Intel said on Thursday, August 2, that it backs the National Quantum Initiative Act, a bipartisan bill to create a 10-year coordinated federal plan to advance quantum science research and ensure the nation’s leadership in this field. This bill aims to expand the number of researchers, educators,and students, create additional facilities and centers, stimulate research, and so on.
The U.S. Senate is reviewing its version of the bill this week (S.3143) following an approval of a version in the U.S. House of Representatives (H.R. 6227) in June. Both state that the President will establish a National Quantum Coordination Office that will conduct public outreach, oversee the coordination of the program, promote the activities related to the program, and more.
“As nations around the world race to lead in quantum information science, the U.S. will require collaboration of industry, academia and the federal government to keep pace,” Intel’s director of quantum hardware Jim Clarke said in a statement. “The National Quantum Initiative Act is a great step forward, and Intel applauds the bipartisan leadership in Congress on their progress.”
Intel is definitely no stranger to the quantum information science field.

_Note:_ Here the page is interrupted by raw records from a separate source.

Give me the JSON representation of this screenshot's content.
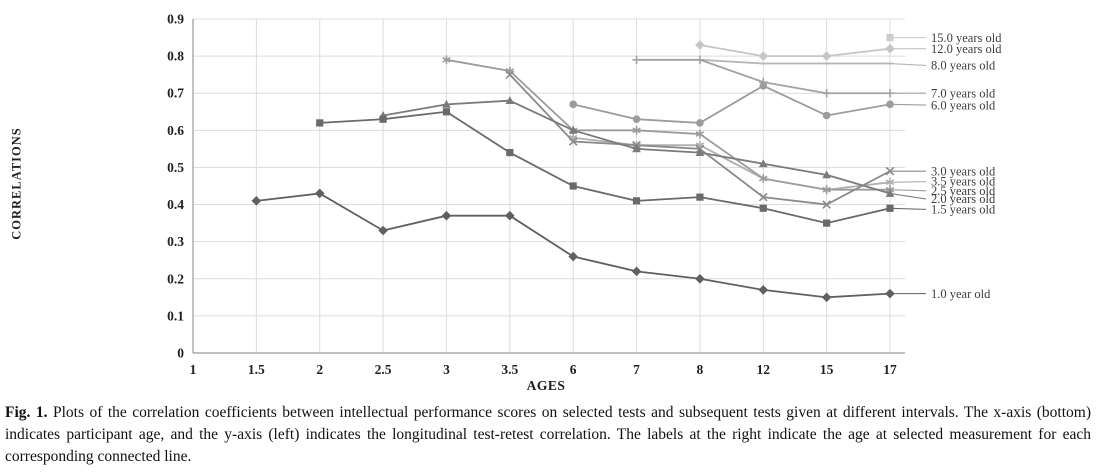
{
  "chart_data": {
    "type": "line",
    "title": "",
    "xlabel": "AGES",
    "ylabel": "CORRELATIONS",
    "x_values": [
      1,
      1.5,
      2,
      2.5,
      3,
      3.5,
      6,
      7,
      8,
      12,
      15,
      17
    ],
    "x_ticks": [
      "1",
      "1.5",
      "2",
      "2.5",
      "3",
      "3.5",
      "6",
      "7",
      "8",
      "12",
      "15",
      "17"
    ],
    "y_ticks": [
      "0",
      "0.1",
      "0.2",
      "0.3",
      "0.4",
      "0.5",
      "0.6",
      "0.7",
      "0.8",
      "0.9"
    ],
    "ylim": [
      0,
      0.9
    ],
    "grid": true,
    "legend_position": "right",
    "colors": {
      "grid": "#dcdcdc",
      "axis": "#9a9a9a",
      "tick_text": "#1f1f1f",
      "legend_text": "#3d3d3d"
    },
    "series": [
      {
        "name": "15.0 years old",
        "marker": "square",
        "color": "#cdcdcd",
        "label_y": 0.85,
        "points": [
          [
            17,
            0.85
          ]
        ]
      },
      {
        "name": "12.0 years old",
        "marker": "diamond",
        "color": "#c6c6c6",
        "label_y": 0.82,
        "points": [
          [
            8,
            0.83
          ],
          [
            12,
            0.8
          ],
          [
            15,
            0.8
          ],
          [
            17,
            0.82
          ]
        ]
      },
      {
        "name": "8.0 years old",
        "marker": "dash",
        "color": "#b5b5b5",
        "label_y": 0.775,
        "points": [
          [
            8,
            0.79
          ],
          [
            12,
            0.78
          ],
          [
            15,
            0.78
          ],
          [
            17,
            0.78
          ]
        ]
      },
      {
        "name": "7.0 years old",
        "marker": "plus",
        "color": "#a2a2a2",
        "label_y": 0.7,
        "points": [
          [
            7,
            0.79
          ],
          [
            8,
            0.79
          ],
          [
            12,
            0.73
          ],
          [
            15,
            0.7
          ],
          [
            17,
            0.7
          ]
        ]
      },
      {
        "name": "6.0 years old",
        "marker": "circle",
        "color": "#9c9c9c",
        "label_y": 0.668,
        "points": [
          [
            6,
            0.67
          ],
          [
            7,
            0.63
          ],
          [
            8,
            0.62
          ],
          [
            12,
            0.72
          ],
          [
            15,
            0.64
          ],
          [
            17,
            0.67
          ]
        ]
      },
      {
        "name": "3.5 years old",
        "marker": "asterisk",
        "color": "#b0b0b0",
        "label_y": 0.462,
        "points": [
          [
            6,
            0.58
          ],
          [
            7,
            0.56
          ],
          [
            8,
            0.56
          ],
          [
            12,
            0.47
          ],
          [
            15,
            0.44
          ],
          [
            17,
            0.46
          ]
        ]
      },
      {
        "name": "2.5 years old",
        "marker": "asterisk",
        "color": "#9c9c9c",
        "label_y": 0.437,
        "points": [
          [
            3,
            0.79
          ],
          [
            3.5,
            0.76
          ],
          [
            6,
            0.6
          ],
          [
            7,
            0.6
          ],
          [
            8,
            0.59
          ],
          [
            12,
            0.47
          ],
          [
            15,
            0.44
          ],
          [
            17,
            0.44
          ]
        ]
      },
      {
        "name": "3.0 years old",
        "marker": "x",
        "color": "#8a8a8a",
        "label_y": 0.49,
        "points": [
          [
            3.5,
            0.75
          ],
          [
            6,
            0.57
          ],
          [
            7,
            0.56
          ],
          [
            8,
            0.55
          ],
          [
            12,
            0.42
          ],
          [
            15,
            0.4
          ],
          [
            17,
            0.49
          ]
        ]
      },
      {
        "name": "2.0 years old",
        "marker": "triangle",
        "color": "#7a7a7a",
        "label_y": 0.415,
        "points": [
          [
            2.5,
            0.64
          ],
          [
            3,
            0.67
          ],
          [
            3.5,
            0.68
          ],
          [
            6,
            0.6
          ],
          [
            7,
            0.55
          ],
          [
            8,
            0.54
          ],
          [
            12,
            0.51
          ],
          [
            15,
            0.48
          ],
          [
            17,
            0.43
          ]
        ]
      },
      {
        "name": "1.5 years old",
        "marker": "square",
        "color": "#6a6a6a",
        "label_y": 0.387,
        "points": [
          [
            2,
            0.62
          ],
          [
            2.5,
            0.63
          ],
          [
            3,
            0.65
          ],
          [
            3.5,
            0.54
          ],
          [
            6,
            0.45
          ],
          [
            7,
            0.41
          ],
          [
            8,
            0.42
          ],
          [
            12,
            0.39
          ],
          [
            15,
            0.35
          ],
          [
            17,
            0.39
          ]
        ]
      },
      {
        "name": "1.0 year old",
        "marker": "diamond",
        "color": "#606060",
        "label_y": 0.16,
        "points": [
          [
            1.5,
            0.41
          ],
          [
            2,
            0.43
          ],
          [
            2.5,
            0.33
          ],
          [
            3,
            0.37
          ],
          [
            3.5,
            0.37
          ],
          [
            6,
            0.26
          ],
          [
            7,
            0.22
          ],
          [
            8,
            0.2
          ],
          [
            12,
            0.17
          ],
          [
            15,
            0.15
          ],
          [
            17,
            0.16
          ]
        ]
      }
    ]
  },
  "caption": {
    "prefix": "Fig. 1.",
    "body": " Plots of the correlation coefficients between intellectual performance scores on selected tests and subsequent tests given at different intervals. The x-axis (bottom) indicates participant age, and the y-axis (left) indicates the longitudinal test-retest correlation. The labels at the right indicate the age at selected measurement for each corresponding connected line."
  }
}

The company entered into a 10-year relationship with the Delft University of Technology and TNO, the Dutch Organization for Applied Research, in 2015. This relationship included a $50 million investment, “significant” engineering resources and dedicated technical support to advance quantum computing.
Intel also just introduced its “Tangle Lake” processor in January, a 3-inch-square test chip that contains 49 quantum bits (aka qubits), which are units of quantum information. A quantum bit is different than your standard bit in that it can be both a one and a zero at the same time. That means it can hold more information than the typical single-digit bit.
Just three months prior to introducing its Tangle Lake chip, Intel delivered a 17-qubit test chip to its quantum research partner QuTech. Thus, in that three-month timeframe, Intel generated a processor with more than double the qubit count. According to Intel, it’s an example of the fast progression Intel and QuTech are making towards a quantum computing system.
The Committee of Science, Space and Technology believes quantum information science is critical to the nation’s economy and national security, hence the new bill. It will create “new opportunities” in communications, cybersecurity, financial services, medicine, transportation, and so on. The committee also believes the nation needs to develop quantum communications technology first for “powerful decoding capabilities” and “completely secure networks.”
“Recognizing the promise of this groundbreaking technology, China and the European Union are investing billions of dollars in new research facilities and equipment,” the committee states. “China, in particular, has stated publicly its national goal of surpassing the U.S. in quantum computing during the next decade.”
The legislation will “encourage” companies that are investing in quantum computing to share their knowledge and resources to the government.